If the states, all of them, or only a few, including Virginia and the others just rejected by SCOTUS, go back to the drawing board and come up with a “civil union” formula, not only for gays but non-religious straights, which guarantees couples all the rights the Due Process clause of the Fourteenth Amendment, only denying them that magical word “marriage” on the certificate of union, then let’s see which side does the most squealing…the religious right or the gay Rights cabal, whose major purpose has always been to rub that word in Christians’ face. That’s how Solomon would have handled it.
Now, the states can never segregate the word “marriage” into the religious camp exclusively, for there will always be some churches in every state that will still be happy to proclaim the sacred rites of gay matrimony. But it may not be a bad thing if all the gays in America became Presbyterians on just this account,. Talk about proving the old adage that “hypocrisy is the price vice has to pay to virtue.”, so, the practice wouldn’t last long, as they would quickly learn who the joke’s really on.
I’m sure the states can come up with other terms. “Civil Union” is but one way, but a good, non-judgmental one.

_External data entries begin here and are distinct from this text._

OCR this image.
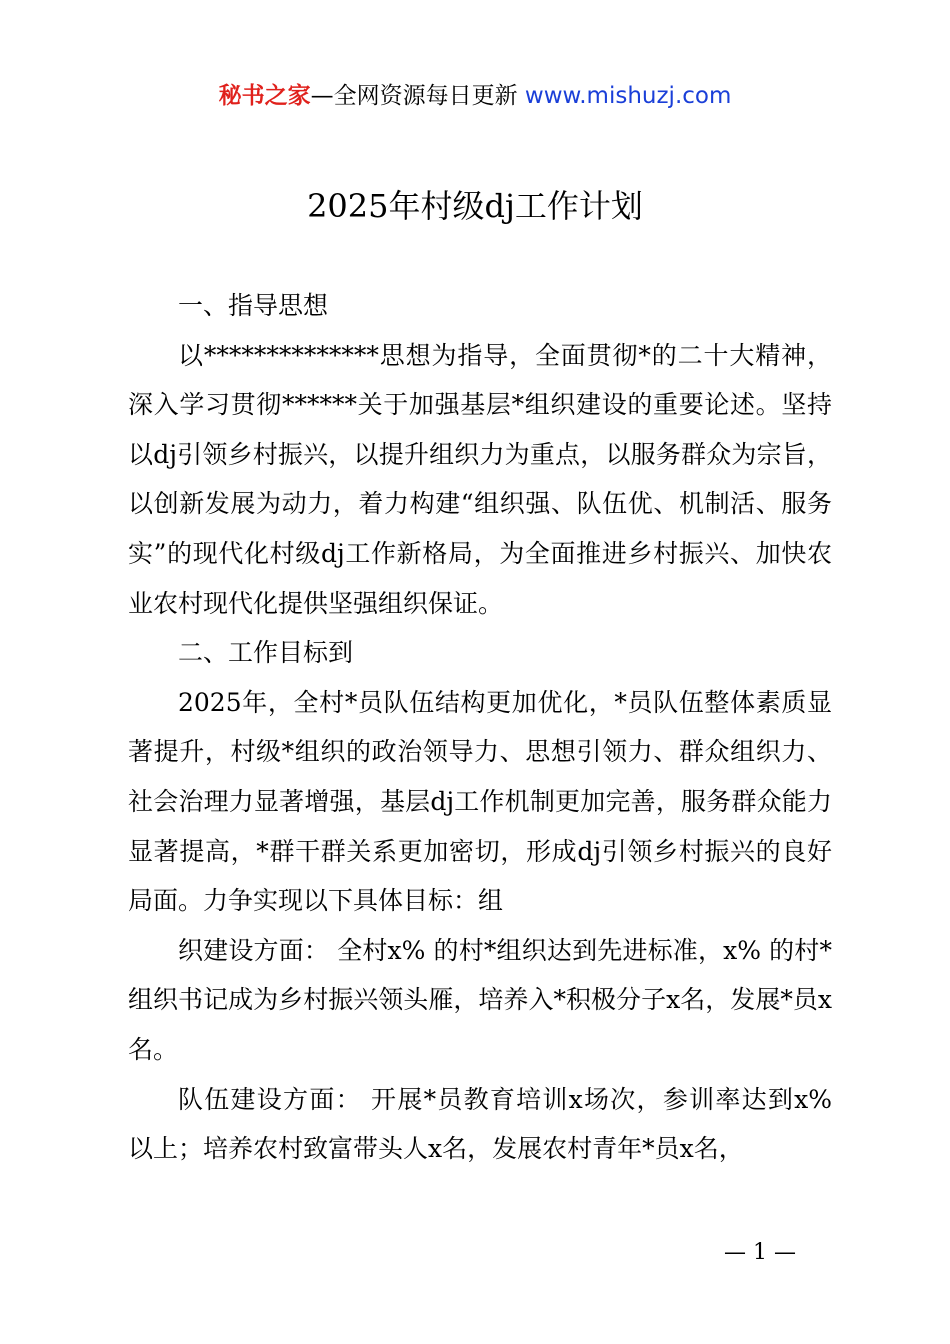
秘书之家—全网资源每日更新 www.mishuzj.com
2025年村级dj工作计划

一、指导思想

以**************思想为指导，全面贯彻*的二十大精神，深入学习贯彻******关于加强基层*组织建设的重要论述。坚持以dj引领乡村振兴，以提升组织力为重点，以服务群众为宗旨，以创新发展为动力，着力构建“组织强、队伍优、机制活、服务实”的现代化村级dj工作新格局，为全面推进乡村振兴、加快农业农村现代化提供坚强组织保证。

二、工作目标到

2025年，全村*员队伍结构更加优化，*员队伍整体素质显著提升，村级*组织的政治领导力、思想引领力、群众组织力、社会治理力显著增强，基层dj工作机制更加完善，服务群众能力显著提高，*群干群关系更加密切，形成dj引领乡村振兴的良好局面。力争实现以下具体目标：组

织建设方面： 全村x% 的村*组织达到先进标准，x% 的村*组织书记成为乡村振兴领头雁，培养入*积极分子x名，发展*员x名。

队伍建设方面： 开展*员教育培训x场次，参训率达到x% 以上；培养农村致富带头人x名，发展农村青年*员x名，

— 1 —
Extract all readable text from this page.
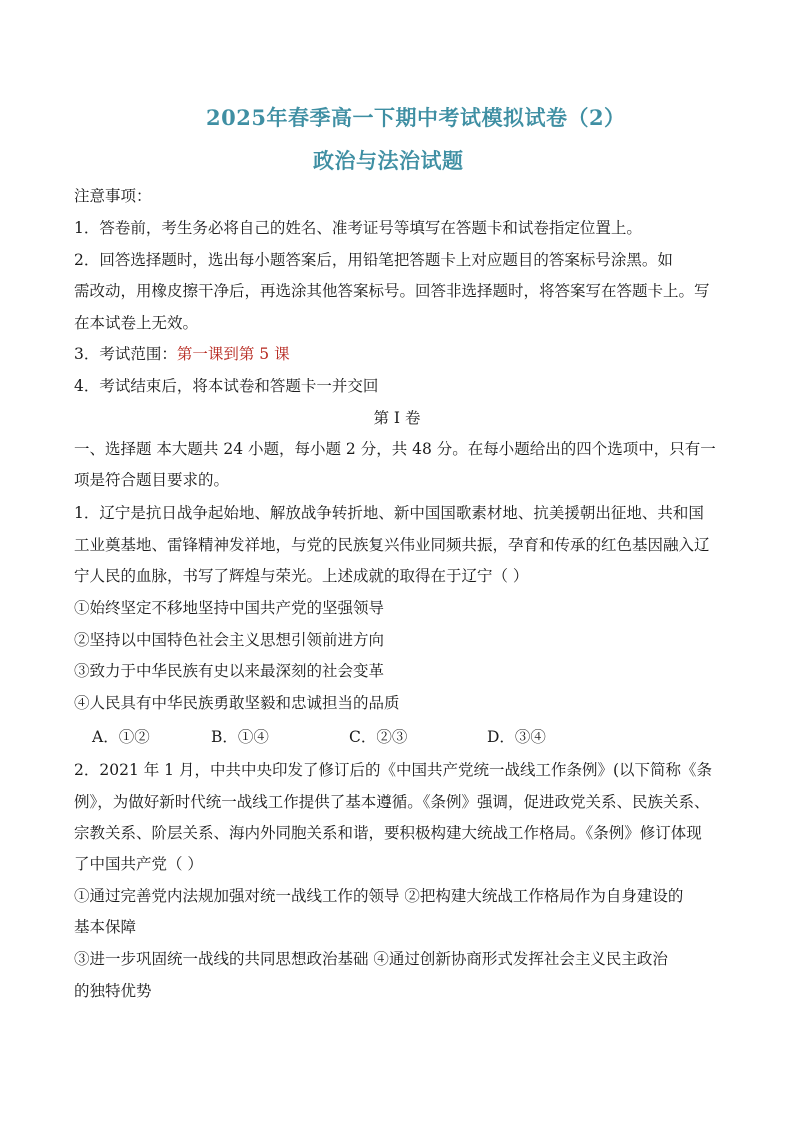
2025年春季高一下期中考试模拟试卷（2）
政治与法治试题
注意事项：
1．答卷前，考生务必将自己的姓名、准考证号等填写在答题卡和试卷指定位置上。
2．回答选择题时，选出每小题答案后，用铅笔把答题卡上对应题目的答案标号涂黑。如
需改动，用橡皮擦干净后，再选涂其他答案标号。回答非选择题时，将答案写在答题卡上。写
在本试卷上无效。
3．考试范围：第一课到第 5 课
4．考试结束后，将本试卷和答题卡一并交回
第 I 卷
一、选择题 本大题共 24 小题，每小题 2 分，共 48 分。在每小题给出的四个选项中，只有一
项是符合题目要求的。
1．辽宁是抗日战争起始地、解放战争转折地、新中国国歌素材地、抗美援朝出征地、共和国
工业奠基地、雷锋精神发祥地，与党的民族复兴伟业同频共振，孕育和传承的红色基因融入辽
宁人民的血脉，书写了辉煌与荣光。上述成就的取得在于辽宁（ ）
①始终坚定不移地坚持中国共产党的坚强领导
②坚持以中国特色社会主义思想引领前进方向
③致力于中华民族有史以来最深刻的社会变革
④人民具有中华民族勇敢坚毅和忠诚担当的品质
A．①②	B．①④	C．②③	D．③④
2．2021 年 1 月，中共中央印发了修订后的《中国共产党统一战线工作条例》(以下简称《条
例》，为做好新时代统一战线工作提供了基本遵循。《条例》强调，促进政党关系、民族关系、
宗教关系、阶层关系、海内外同胞关系和谐，要积极构建大统战工作格局。《条例》修订体现
了中国共产党（ ）
①通过完善党内法规加强对统一战线工作的领导 ②把构建大统战工作格局作为自身建设的
基本保障
③进一步巩固统一战线的共同思想政治基础 ④通过创新协商形式发挥社会主义民主政治
的独特优势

If people who don’t want a minister to do the service, but prefer to go down to the court house and he asks “Do you wan me to pray over this?”, which is how they ask in Virginia, and you say “no”, he pulls out a piece of paper that says “Civil Union” then you have a union “without benefit of clergy” (Kipling)
I think the Supreme Court would like to hear arguments along these lines, as long as the gay citizens’ rights are protected. That done, then it is politics, not law, that is being used to shove the word “marriage” up the churches’ nose.. I know the majority of the Court do not like having to adjudicate political issues with law, and hates when we try to force them to adjudicate legal issues with politics. I think they would like to see some genuine legal issues come before them over this same-sex marriage issue.
They are there if the state legislatures will simply look for them. This was never a left-right issue, but one of political fear and political correctness.